Solidão é um dos sentimentos mais esmagadores que existem. Sentir-se incompreendido, ignorado e não merecedor de relações saudáveis pode te enlouquecer. Certamente estava acontecendo comigo. Um equilíbrio entre solidão e convívio com pessoas que você admira e te fazem ser melhor (mas também pessoas as quais você ama, mas talvez não queira repetir os mesmos padrões de comportamento), são importantes para desenvolver um senso de pertencimento e autoconhecimento. E a minha história tem esse objetivo. Um equilíbrio entre o familiar e a busca pelo desconhecido, de uma maneira que eu não mude completamente e muito subitamente, mas por etapas. Meus momentos favoritos sempre foram quando a família está reunida para assistir um filme, um almoço de domingo ou no natal. E esta é a sensação que eu espero passar com a minha história. Considero a escrita e arte ferramentas muito importantes, onde você pode encontrar a sua própria voz e escutar vozes com experiências divergentes das suas. É onde eu aprendo mais, é onde eu me expresso e sinto coisas que nunca senti antes. Espero que minha jornada possa ser de alguma ajuda.

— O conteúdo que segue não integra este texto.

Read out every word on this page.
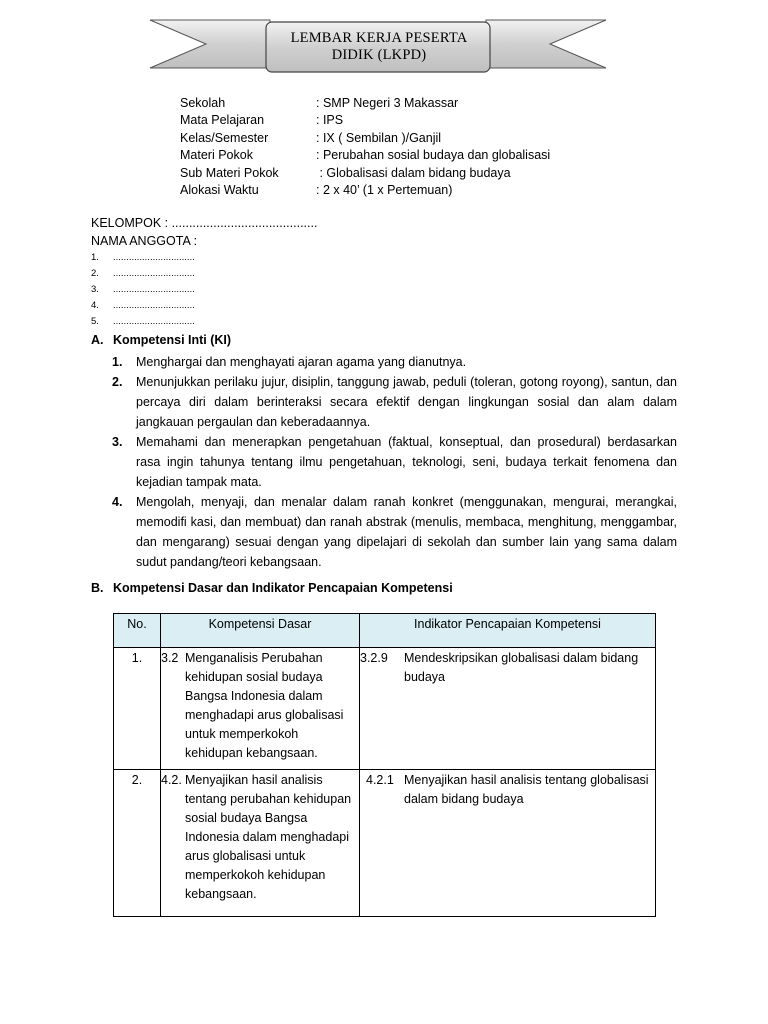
LEMBAR KERJA PESERTA
DIDIK (LKPD)

Sekolah	: SMP Negeri 3 Makassar
Mata Pelajaran	: IPS
Kelas/Semester	: IX ( Sembilan )/Ganjil
Materi Pokok	: Perubahan sosial budaya dan globalisasi
Sub Materi Pokok	: Globalisasi dalam bidang budaya
Alokasi Waktu	: 2 x 40’ (1 x Pertemuan)
KELOMPOK : ..........................................
NAMA ANGGOTA :
1.	...............................
2.	...............................
3.	...............................
4.	...............................
5.	...............................
A. Kompetensi Inti (KI)
1.	Menghargai dan menghayati ajaran agama yang dianutnya.
2.	Menunjukkan perilaku jujur, disiplin, tanggung jawab, peduli (toleran, gotong royong), santun, dan percaya diri dalam berinteraksi secara efektif dengan lingkungan sosial dan alam dalam jangkauan pergaulan dan keberadaannya.
3.	Memahami dan menerapkan pengetahuan (faktual, konseptual, dan prosedural) berdasarkan rasa ingin tahunya tentang ilmu pengetahuan, teknologi, seni, budaya terkait fenomena dan kejadian tampak mata.
4.	Mengolah, menyaji, dan menalar dalam ranah konkret (menggunakan, mengurai, merangkai, memodifi kasi, dan membuat) dan ranah abstrak (menulis, membaca, menghitung, menggambar, dan mengarang) sesuai dengan yang dipelajari di sekolah dan sumber lain yang sama dalam sudut pandang/teori kebangsaan.
B. Kompetensi Dasar dan Indikator Pencapaian Kompetensi
No.	Kompetensi Dasar	Indikator Pencapaian Kompetensi
1.	3.2 Menganalisis Perubahan kehidupan sosial budaya Bangsa Indonesia dalam menghadapi arus globalisasi untuk memperkokoh kehidupan kebangsaan.	3.2.9 Mendeskripsikan globalisasi dalam bidang budaya

2.	4.2. Menyajikan hasil analisis tentang perubahan kehidupan sosial budaya Bangsa Indonesia dalam menghadapi arus globalisasi untuk memperkokoh kehidupan kebangsaan.	4.2.1 Menyajikan hasil analisis tentang globalisasi dalam bidang budaya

Abrir mão da dependência extrema de quem está ao seu lado todos os dias e da percepção que tem de você não é fácil, mas é possível. Para mim, que sempre fui cuidada pelos que estão em volta de mim – resolvi retribuir isso ao mundo sem ao menos saber como cuidar de mim mesma – e é um desafio. Porém, não estamos todos em busca de crescimento pessoal? Eu tenho a filosofia de que se ao menos este é um pensamento que ocorra na sua mente ocasionalmente, já é um avanço. Um avanço pode não parecer grande no início ou para o mundo exterior, mas se você o considera como um avanço, confie em si. Enquanto mulher, é importante sentir que temos uma voz, já que nos é negada cotidianamente. Sou privilegiada em muitos aspectos, minhas companheiras têm menos acesso a possibilidade de serem ouvidas, e essa injustiça me incomoda. Falar com pessoas com diferentes vivências e trazer isso de alguma maneira, é importante para mim. É um dos motivos de eu amar contar e ouvir histórias, é o motivo de eu escrever e ter escolhido o jornalismo como profissão. É ambicioso e pretencioso eu achar que conseguiria passar isso em um livro, mas se alguma coisa que eu compartilhar ficar na mente de ao menos uma pessoa, considerarei uma vitória.